Me: (Silence while I try to figure out if that's a dig or a compliment.)
Friend: "Did you go to college???" (He knew I had, apparently now questioning that assumption if, egads, I had ADD.)
Actually, have a Bachelor of Science in Natural Resource Management (emphasis on Fish and Wildlife Management). Give/take 10 years later, I took approximately three graduate classes with the intention of pursing graduate studies once I honed in on the specific course of study that was the most interesting to me. I found I really liked agricultural econimics:) while teaching natural sciences to middle schoolers held high appeal as well. (I was quite involved as an advisor in my church youth group at the time, and had been working with my company during and following my undergraduate studies, some "real world" experience.) However, C and I got pregnant with M, and I knew I didn't have the time and energy to devote to full-time work and study, and raising an infant, apparently now by myself. She was and is worth my focus, especially then.
People with ADD/ADHD can be just as smart (or not smart) and capable of formal education as others.

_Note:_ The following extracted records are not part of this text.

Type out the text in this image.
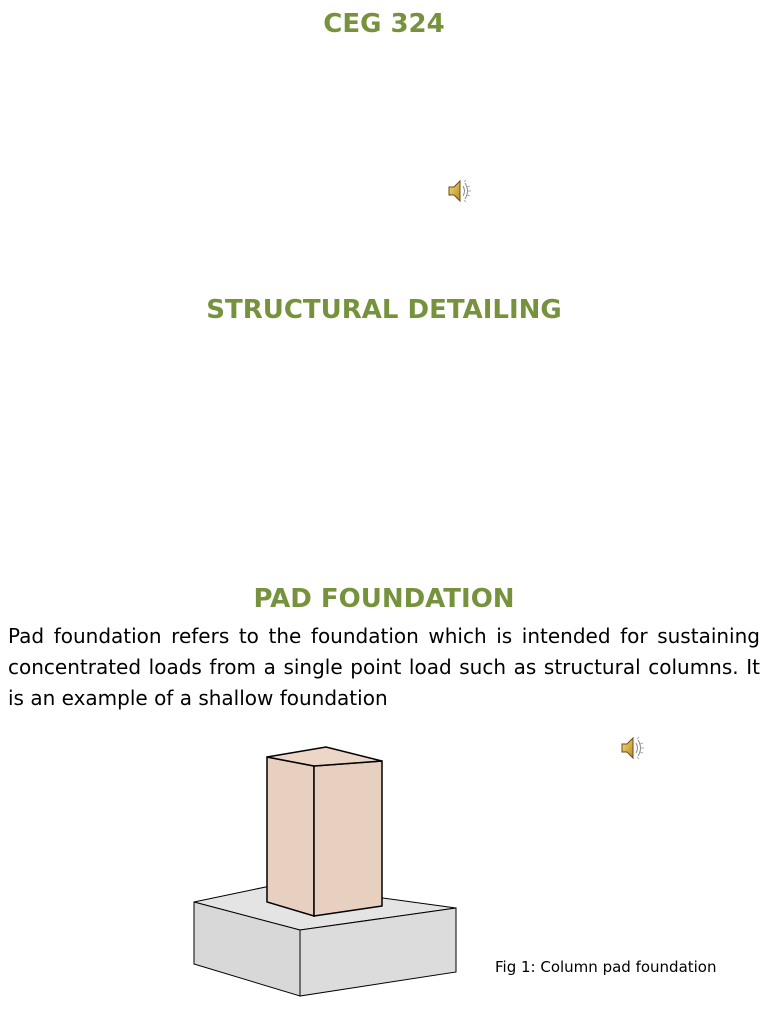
CEG 324
STRUCTURAL DETAILING
PAD FOUNDATION

Pad foundation refers to the foundation which is intended for sustaining concentrated loads from a single point load such as structural columns. It is an example of a shallow foundation

Fig 1: Column pad foundation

Same day, different people. Talking of paying for college tuition. One mother had stepped in "last minute" out of frustration, and helped her daughter with the financial aid forms and other paperwork, got her a big binder and helped her daughter organize everything, explaining things as they went along. Great! Later, I realized this mother had not wanted to help with this. The mother had commented how the girl isn't applying herself, she never completes things, including the financial aid forms and applications and other complicated paperwork, so why should the mother bother helping. The girl just needed to try harder and be responsible for herself, per her mother who was ready to wipe her hands of this girls "laziness."

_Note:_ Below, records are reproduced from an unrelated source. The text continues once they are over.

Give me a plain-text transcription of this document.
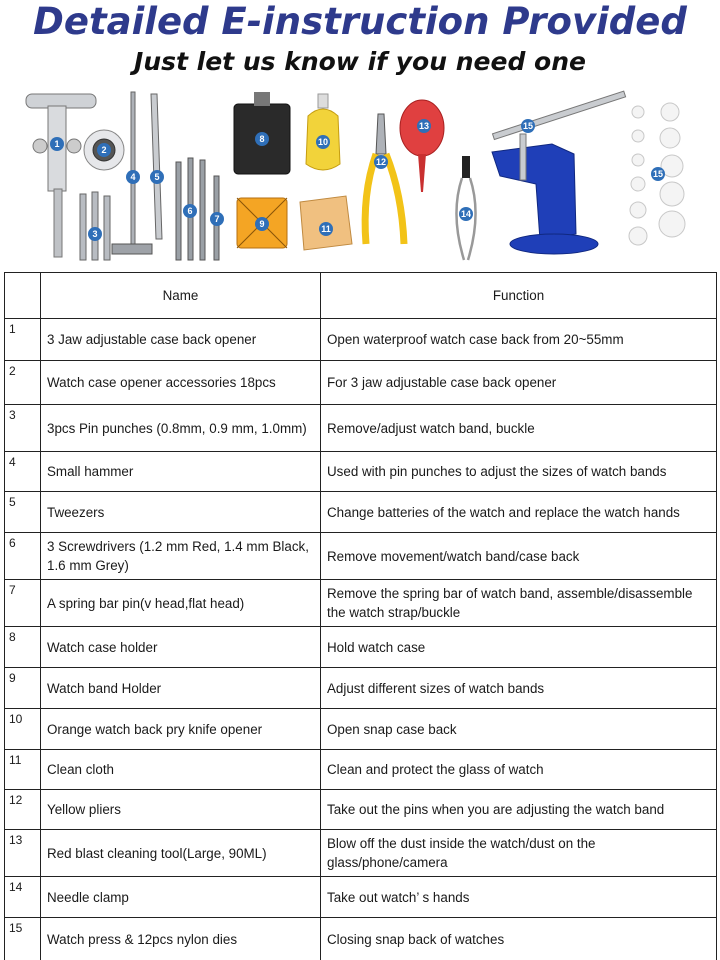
Detailed E-instruction Provided
Just let us know if you need one
1
2
3
4 5
6
7
8
9
10
11
12
13
14
15
15
	Name	Function
1	3 Jaw adjustable case back opener	Open waterproof watch case back from 20~55mm
2	Watch case opener accessories 18pcs	For 3 jaw adjustable case back opener
3	3pcs Pin punches (0.8mm, 0.9 mm, 1.0mm)	Remove/adjust watch band, buckle
4	Small hammer	Used with pin punches to adjust the sizes of watch bands
5	Tweezers	Change batteries of the watch and replace the watch hands
6	3 Screwdrivers (1.2 mm Red, 1.4 mm Black, 1.6 mm Grey)	Remove movement/watch band/case back
7	A spring bar pin(v head,flat head)	Remove the spring bar of watch band, assemble/disassemble the watch strap/buckle
8	Watch case holder	Hold watch case
9	Watch band Holder	Adjust different sizes of watch bands
10	Orange watch back pry knife opener	Open snap case back
11	Clean cloth	Clean and protect the glass of watch
12	Yellow pliers	Take out the pins when you are adjusting the watch band
13	Red blast cleaning tool(Large, 90ML)	Blow off the dust inside the watch/dust on the glass/phone/camera
14	Needle clamp	Take out watch’ s hands
15	Watch press & 12pcs nylon dies	Closing snap back of watches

I don't know this girl. She may not be that interested in attending college. I do, however, know that those financial aid forms are practically beyond ME, as an adult, to fill out (for M's school I have never been able to complete one fully), At 17 years old when I entered college, the first year my mother helped me out, filling out portions herself that applied to her. (I did fill out the college applications myself, accepted where I applied, but felt the one place would be too costly.)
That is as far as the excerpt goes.